General practice needs more than money

Is primary care on the edge? Judith Smith comments on falling funding for general practice.

Blog post

Published: 03/06/2014

It seems that hardly a week goes by without another report of workload pressure, lack of funding and general imminent doom in general practice. As a response to this, the Royal College of General Practitioners (RCGP) has its Put Patients First: Back General Practice campaign, and the British Medical Association have Your GP Cares. Both focus on the need for more money to ease the pressures faced by GPs and their teams.

The problem, and the pain, are real. From 2009/10 to 2012/13, funding for general practice fell in real terms by around £400 million. Deloitte recently produced analysis for the RCGP in April extrapolating a further real terms fall in total funding of £1.59 billion between 2012/13 and 2017/18.

On top of this, the phasing out of the Minimum Practice Income Guarantee – brought in over a decade ago to make sure no practice would lose out from the introduction of the new GP contract – is putting particularly intense pressure on many smaller and rural GP partnerships.

The profession is fed up of being told that general practice is the problem in the NHS, and then straight afterwards being told it is the solution

Even as funding levels fall, general practice finds itself asked to do more and more as the demand for consultations rises. Lack of access to general practice is blamed for exacerbating A&E pressures, and this all seems to go against the grain of a long-standing policy mantra of shifting resource from hospital to community settings – remember the ‘primary care-led NHS?’.

Indeed, as a GP commissioner remarked to me recently, the profession is fed up of being told that general practice is the problem in the NHS, and then straight afterwards being told it is the solution.

It is part of the job of GP leaders to give voice to this understandable frustration – but it will not be enough. I am reminded of the Royal College of Physicians’ report ‘Hospitals on the Edge’ which made the case for why acute hospitals were ‘on the brink of collapse’ in 2012. It was not shy about driving home the message: the front cover showed a hospital falling over a cliff.

What this report also did, however, was set out ten priorities for action, including ‘we must redesign services’ and ‘we must change the way we organise hospital care’. The Royal College of Physicians responded to this through the work of the Future Hospital Commission which published a bold and influential analysis of the large-scale change needed in the way that physicians work, and hospitals are organised.

Given that rising numbers of frail older people are one of the most pressing needs facing our health and social care system (alongside increasing demand for access to primary care advice and assessment) it is surely time for general practice, like the physicians, to think boldly about how to redesign services, maximise the use of technology, and change the organisation of care.

At a primary care reform conference in Brisbane recently, I highlighted the work of European academics who have demonstrated a clear need to ‘invest to save’ to secure the benefits of an effective first point of medical contact: improved health outcomes, reduced avoidable admissions to hospital, and improved self-management of long-term conditions.

But this investment will only be given – and will only get results – if it comes alongside sound plans for the medium and long term.

That conference pulled together Australians, New Zealanders, Canadian, Dutch, British, Hong Kong, and many other delegates.

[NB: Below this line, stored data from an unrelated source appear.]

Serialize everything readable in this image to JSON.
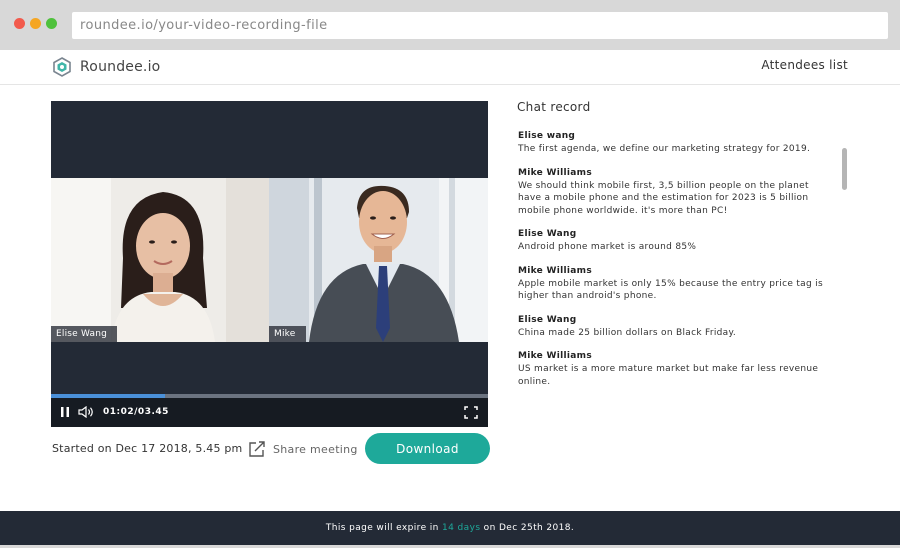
{
  "browser": {
    "url": "roundee.io/your-video-recording-file",
    "controls": [
      "close",
      "minimize",
      "maximize"
    ]
  },
  "header": {
    "logo_text": "Roundee.io",
    "attendees_link": "Attendees list"
  },
  "player": {
    "participants": [
      {
        "name": "Elise Wang"
      },
      {
        "name": "Mike"
      }
    ],
    "time": "01:02/03.45",
    "progress": 0.26,
    "icons": [
      "pause-icon",
      "volume-icon",
      "fullscreen-icon"
    ]
  },
  "meeting": {
    "started": "Started on Dec 17 2018, 5.45 pm",
    "share_label": "Share meeting",
    "download_label": "Download"
  },
  "chat": {
    "title": "Chat record",
    "messages": [
      {
        "author": "Elise wang",
        "text": "The first agenda, we define our marketing strategy for 2019."
      },
      {
        "author": "Mike Williams",
        "text": "We should think mobile first, 3,5 billion people on the planet have a mobile phone and the estimation for 2023 is 5 billion mobile phone worldwide. it's more than PC!"
      },
      {
        "author": "Elise Wang",
        "text": "Android phone market is around 85%"
      },
      {
        "author": "Mike Williams",
        "text": "Apple mobile market is only 15% because the entry price tag is higher than android's phone."
      },
      {
        "author": "Elise Wang",
        "text": "China made 25 billion dollars on Black Friday."
      },
      {
        "author": "Mike Williams",
        "text": "US market is a more mature market but make far less revenue online."
      }
    ]
  },
  "footer": {
    "prefix": "This page will expire in ",
    "highlight": "14 days",
    "suffix": " on Dec 25th 2018."
  },
  "colors": {
    "accent": "#1ea99a",
    "dark": "#232a36",
    "progress": "#4a90d9"
  }
}
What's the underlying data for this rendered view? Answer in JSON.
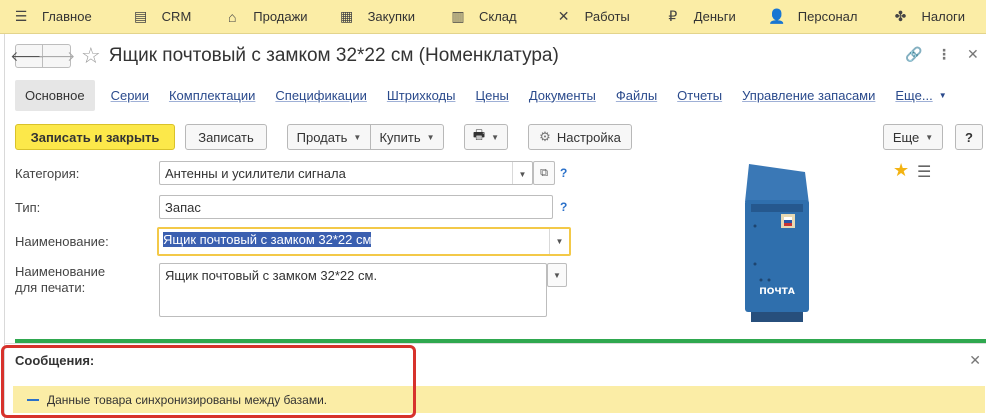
{
  "sections": [
    {
      "icon": "menu-icon",
      "label": "Главное"
    },
    {
      "icon": "crm-icon",
      "label": "CRM"
    },
    {
      "icon": "basket-icon",
      "label": "Продажи"
    },
    {
      "icon": "purchases-icon",
      "label": "Закупки"
    },
    {
      "icon": "warehouse-icon",
      "label": "Склад"
    },
    {
      "icon": "tools-icon",
      "label": "Работы"
    },
    {
      "icon": "money-icon",
      "label": "Деньги"
    },
    {
      "icon": "person-icon",
      "label": "Персонал"
    },
    {
      "icon": "emblem-icon",
      "label": "Налоги"
    }
  ],
  "window": {
    "title": "Ящик почтовый с замком 32*22 см (Номенклатура)"
  },
  "tabs": [
    "Основное",
    "Серии",
    "Комплектации",
    "Спецификации",
    "Штрихкоды",
    "Цены",
    "Документы",
    "Файлы",
    "Отчеты",
    "Управление запасами",
    "Еще..."
  ],
  "toolbar": {
    "save_close": "Записать и закрыть",
    "save": "Записать",
    "sell": "Продать",
    "buy": "Купить",
    "settings": "Настройка",
    "more": "Еще",
    "help": "?"
  },
  "form": {
    "category_label": "Категория:",
    "category_value": "Антенны и усилители сигнала",
    "type_label": "Тип:",
    "type_value": "Запас",
    "name_label": "Наименование:",
    "name_value": "Ящик почтовый с замком 32*22 см",
    "print_label_1": "Наименование",
    "print_label_2": "для печати:",
    "print_value": "Ящик почтовый с замком 32*22 см.",
    "hint": "?"
  },
  "picture": {
    "caption": "ПОЧТА"
  },
  "messages": {
    "title": "Сообщения:",
    "items": [
      "Данные товара синхронизированы между базами."
    ]
  },
  "colors": {
    "section_bar": "#fbeda6",
    "primary_button": "#fce84a",
    "accent_blue": "#2a70c9",
    "highlight_red": "#d7322c",
    "green_bar": "#2fa84f"
  }
}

It delivered a strong message that primary care providers need to think afresh about the services they offer patients and the population.

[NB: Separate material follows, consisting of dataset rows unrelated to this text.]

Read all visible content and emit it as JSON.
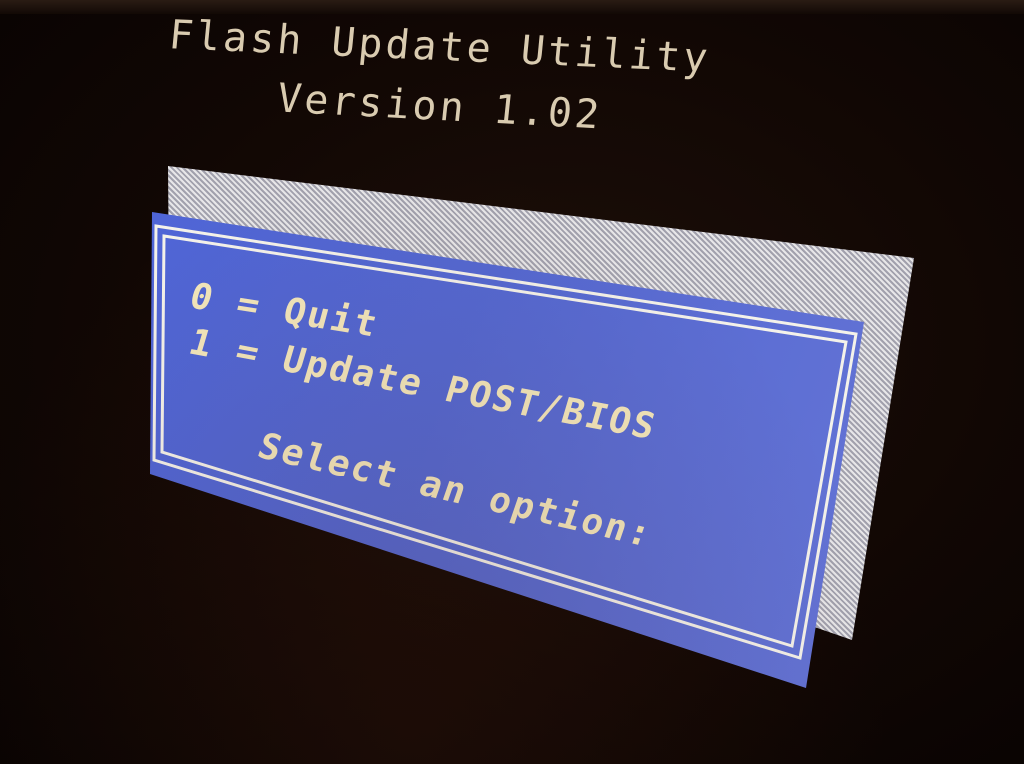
{
  "header": {
    "title": "Flash Update Utility",
    "version": "Version 1.02"
  },
  "dialog": {
    "options": [
      {
        "label": "0 = Quit"
      },
      {
        "label": "1 = Update POST/BIOS"
      }
    ],
    "prompt": "Select an option:"
  },
  "colors": {
    "background": "#120905",
    "dialog_fill": "#5468d2",
    "dialog_text": "#f3e7bc",
    "frame_line": "#f4f2ea",
    "shadow_dither": "#a9a9b6",
    "header_text": "#d9cbb0"
  }
}
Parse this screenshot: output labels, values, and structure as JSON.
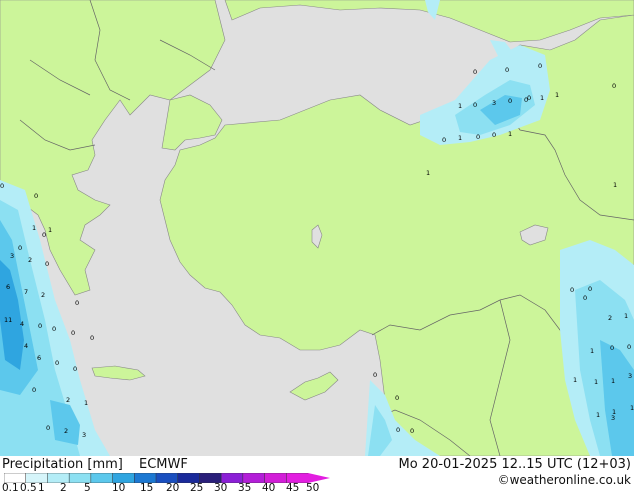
{
  "map": {
    "colors": {
      "sea": "#e0e0e0",
      "land": "#ccf59a",
      "border": "#666666",
      "coast": "#888888"
    },
    "point_values": [
      "0",
      "0",
      "0",
      "0",
      "0",
      "1",
      "1",
      "0",
      "3",
      "0",
      "0",
      "1",
      "0",
      "1",
      "0",
      "0",
      "1",
      "1",
      "0",
      "1",
      "0",
      "1",
      "1",
      "0",
      "0",
      "3",
      "2",
      "0",
      "6",
      "7",
      "2",
      "0",
      "11",
      "4",
      "0",
      "0",
      "0",
      "4",
      "6",
      "0",
      "0",
      "0",
      "2",
      "1",
      "0",
      "2",
      "3",
      "0",
      "0",
      "0",
      "0",
      "2",
      "1",
      "0",
      "1",
      "0",
      "1",
      "1",
      "1",
      "3",
      "1",
      "1",
      "3",
      "1",
      "0",
      "0",
      "0",
      "0"
    ]
  },
  "footer": {
    "title": "Precipitation [mm]",
    "model": "ECMWF",
    "datetime": "Mo 20-01-2025 12..15 UTC (12+03)",
    "credit": "©weatheronline.co.uk",
    "legend": {
      "labels": [
        "0.1",
        "0.5",
        "1",
        "2",
        "5",
        "10",
        "15",
        "20",
        "25",
        "30",
        "35",
        "40",
        "45",
        "50"
      ],
      "colors": [
        "#ffffff",
        "#d6f5fa",
        "#b4edf7",
        "#8ce0f2",
        "#5cc8ec",
        "#2fa5e0",
        "#1c78d2",
        "#1a4fbf",
        "#1a2a9a",
        "#2a1f7a",
        "#8b1fd6",
        "#b31ed8",
        "#d21ed8",
        "#e21ee0"
      ]
    }
  }
}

All were united in a belief that primary care is at a tipping point where the old models of service delivery (e.g. 10 minute appointments for all, reliance on face to face consultations), dearly loved ownership forms (e.g. the partner-provider), and sacred cows (e.g. fee for service and no patient registration in Australia) have to be challenged and changed.

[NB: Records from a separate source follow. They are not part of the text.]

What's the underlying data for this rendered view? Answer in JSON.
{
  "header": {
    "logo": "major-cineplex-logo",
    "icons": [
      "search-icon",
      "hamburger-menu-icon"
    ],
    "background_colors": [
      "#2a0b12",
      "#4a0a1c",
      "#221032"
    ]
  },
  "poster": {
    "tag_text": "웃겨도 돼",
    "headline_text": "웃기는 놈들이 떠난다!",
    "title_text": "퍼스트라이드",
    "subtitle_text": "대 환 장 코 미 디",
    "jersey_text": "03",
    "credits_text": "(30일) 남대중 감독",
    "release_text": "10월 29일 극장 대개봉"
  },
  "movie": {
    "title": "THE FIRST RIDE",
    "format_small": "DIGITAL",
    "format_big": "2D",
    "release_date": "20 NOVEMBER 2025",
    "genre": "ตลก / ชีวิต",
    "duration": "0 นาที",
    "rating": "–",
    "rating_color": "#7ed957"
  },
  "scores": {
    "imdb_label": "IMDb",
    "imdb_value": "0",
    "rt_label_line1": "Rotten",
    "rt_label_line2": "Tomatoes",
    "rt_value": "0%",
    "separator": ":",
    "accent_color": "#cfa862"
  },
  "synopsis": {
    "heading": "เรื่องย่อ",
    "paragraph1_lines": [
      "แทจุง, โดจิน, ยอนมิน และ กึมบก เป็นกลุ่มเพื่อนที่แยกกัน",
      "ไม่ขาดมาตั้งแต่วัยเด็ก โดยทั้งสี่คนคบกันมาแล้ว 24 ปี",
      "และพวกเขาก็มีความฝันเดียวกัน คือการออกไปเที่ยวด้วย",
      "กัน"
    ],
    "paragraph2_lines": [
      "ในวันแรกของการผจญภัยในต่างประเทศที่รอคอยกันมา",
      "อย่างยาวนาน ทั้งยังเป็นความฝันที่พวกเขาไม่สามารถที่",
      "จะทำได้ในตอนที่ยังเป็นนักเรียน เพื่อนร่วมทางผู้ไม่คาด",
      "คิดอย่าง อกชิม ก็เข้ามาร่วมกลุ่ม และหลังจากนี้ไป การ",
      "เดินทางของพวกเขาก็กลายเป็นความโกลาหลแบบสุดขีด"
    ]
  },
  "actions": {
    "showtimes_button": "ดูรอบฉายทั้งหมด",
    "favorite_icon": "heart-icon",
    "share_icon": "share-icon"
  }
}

The factor driving this consensus was that traditional primary care is rarely of a scale, complexity or capacity to deliver and co-ordinate care for frail older people and other vulnerable groups.

In work we undertook with The King’s Fund last year, we proposed a set of ‘design principles’ to be used locally when thinking afresh about the primary care provision. These included tailoring appointment length to the need of patients; enabling 24/7 access to senior medical advice and triage; assuring high quality primary care for people living in care homes, and having rapid access to diagnostics within primary care.

So is primary care on the edge? The short answer is yes: the struggle to meet rising demand with falling funding is very real. But that does not mean that the solution is to hand over more money for general practice to keep doing more of the same.

Instead, leaders and professional groups in the sector need to be bold in articulating how services will be organised and delivered for the coming 10-20 years. This must include how GPs and their colleagues will manage the care of frail people with complex needs, as well as offering 24/7 access to advice and diagnosis.

It must mean learning to support (and be supported by) the RCP’s hospital of the future, maximise the use of technology to provide different forms of access and care, and find new ways of working closely with the wider health and social care team.

The Nuffield Trust is launching a new programme of research and development to support this ambition. Is English general practice ready to step up to the plate?